Bisher ist noch nicht einmal geklärt, was den Schimmel gefährlich machen könnte. In der Luft lassen sich zwar die für den typischen Schimmelgeruch verantwortlichen flüchtigen organischen Verbindungen sowie Sporen oder giftige Pilzsubstanzen nachweisen, doch lediglich bei Arbeitern beispielsweise in Kompostanlagen oder in landwirtschaftlichen Betrieben, die mit großen Mengen angeschimmelter Materialen hantieren, sind direkte Auswirkungen wie Schleimhautreizungen, das grippeähnliche Getreide- oder Mühlenfieber oder allergische Reaktionen bekannt. Die Konzentrationen, die in schimmligen Wohnungen gemessen werden, sind jedoch mindestens um den Faktor 10 000 kleiner. Als das größte gesundheitliche Risiko werden oft Schimmel-Allergene angesehen. Tatsächlich finden sich bei fünf Prozent der Deutschen Antikörper gegen die Sporen im Blut, was auf eine mögliche Allergie hindeutet. Doch Caroline Herr gibt zu bedenken: „ Pilzsporen sind nahezu überall verbreitet. Wer kann da schon mit Sicherheit sagen, ob die Allergie auf eine mit Schimmelpilzen belastete Wohnung zurückgeht?” Je nach Jahreszeit finden sich in der Außenluft sogar mehr Sporen als in feuchten Räumen.

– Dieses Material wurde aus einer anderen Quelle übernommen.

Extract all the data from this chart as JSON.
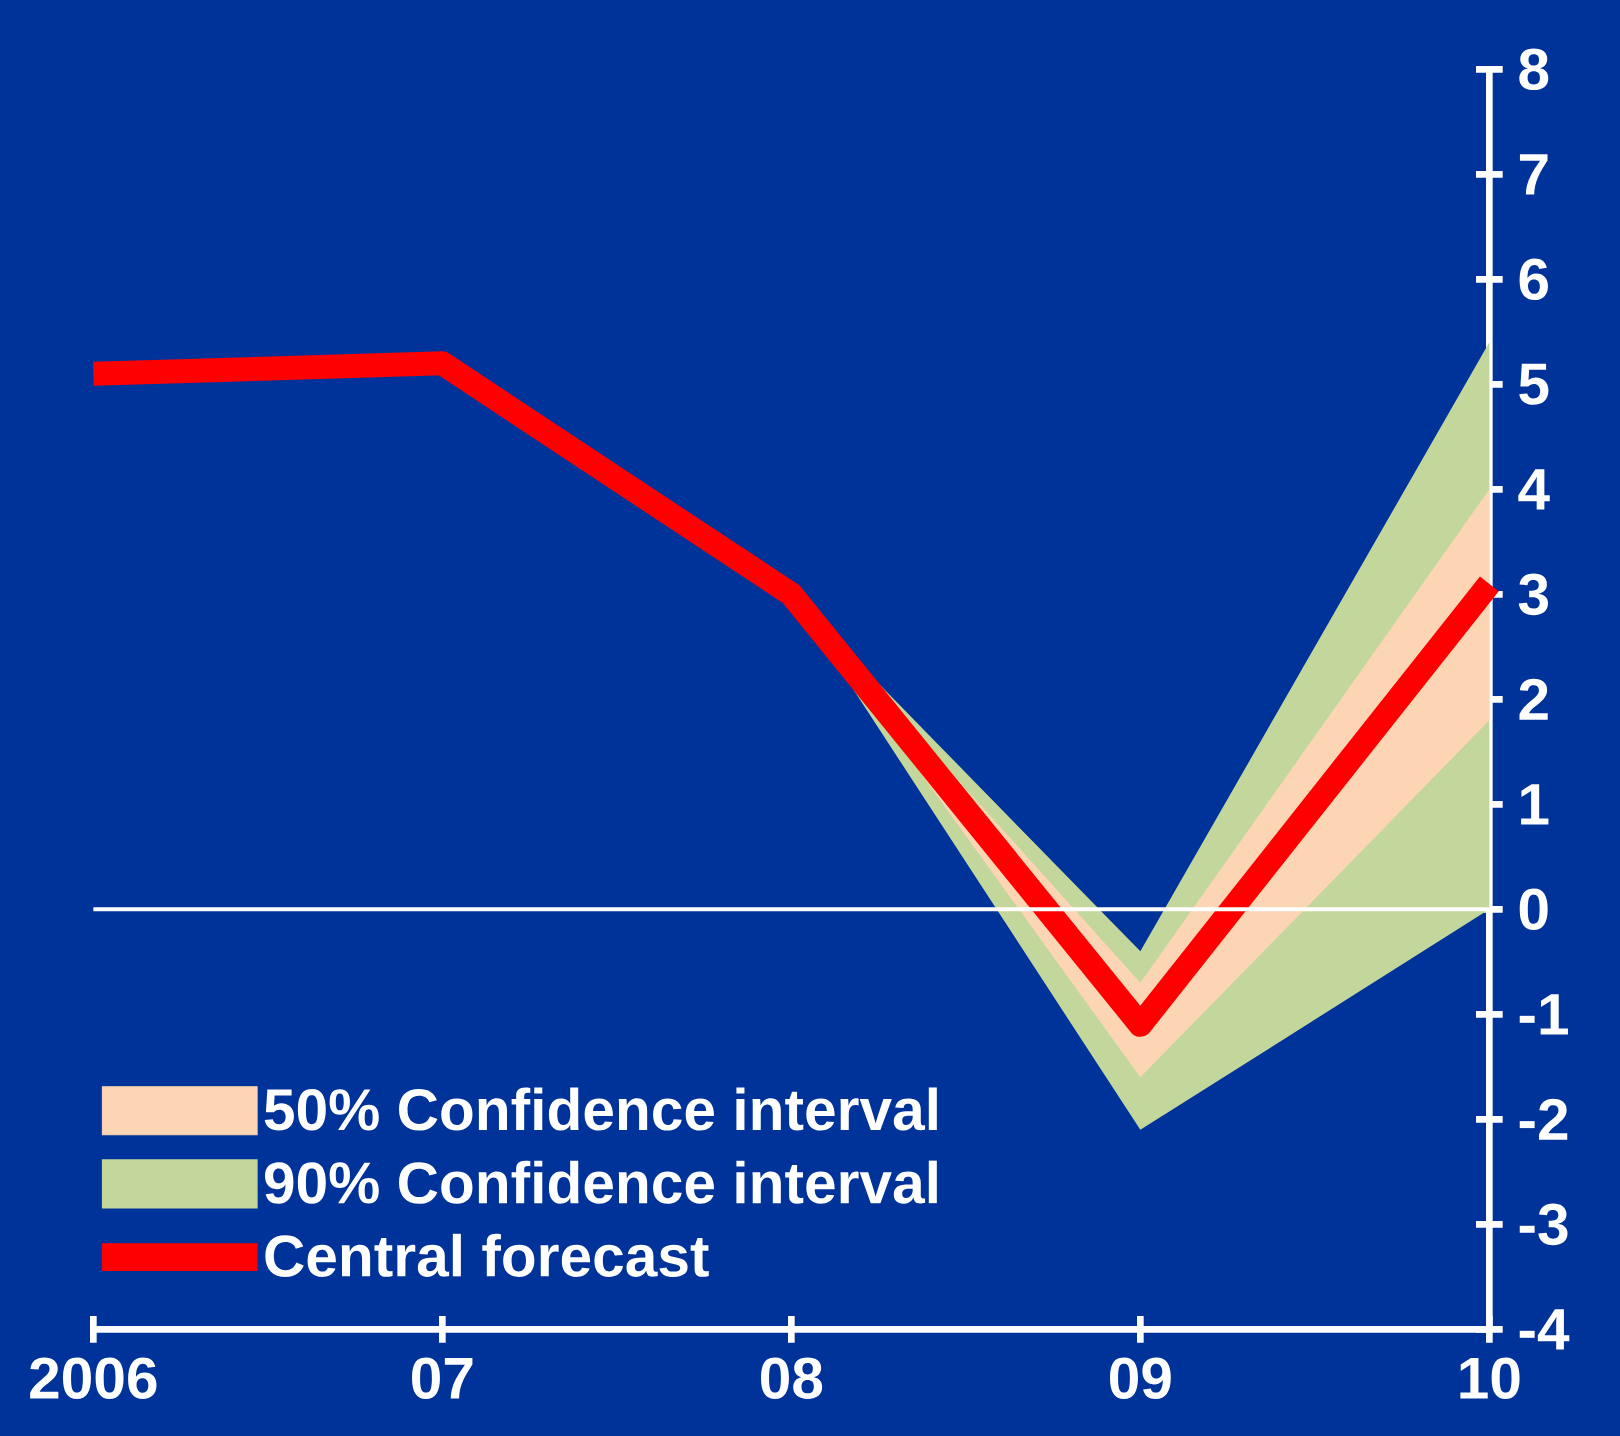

Sehr häufig werden von den Patienten Husten, Asthma, Kopfschmerz oder heuschnupfenähnliche Symptome mit dem Schimmel in Verbindung gebracht. Doch in wissenschaftlichen Studien ist es bisher nicht gelungen, diese Beschwerden auf messbare Sporenkonzentrationen zurückzuführen. Auch die Gießener Umweltmediziner nehmen solche Messungen vor. „Wir haben bei 20 Kindern mit Atemwegserkrankungen fünfmal pro Jahr die Zimmerluft auf Pilzsporen untersucht. Doch eine offensichtliche Korrelation mit Atembeschwerden hat sich nicht ergeben”, betont Caroline Herr.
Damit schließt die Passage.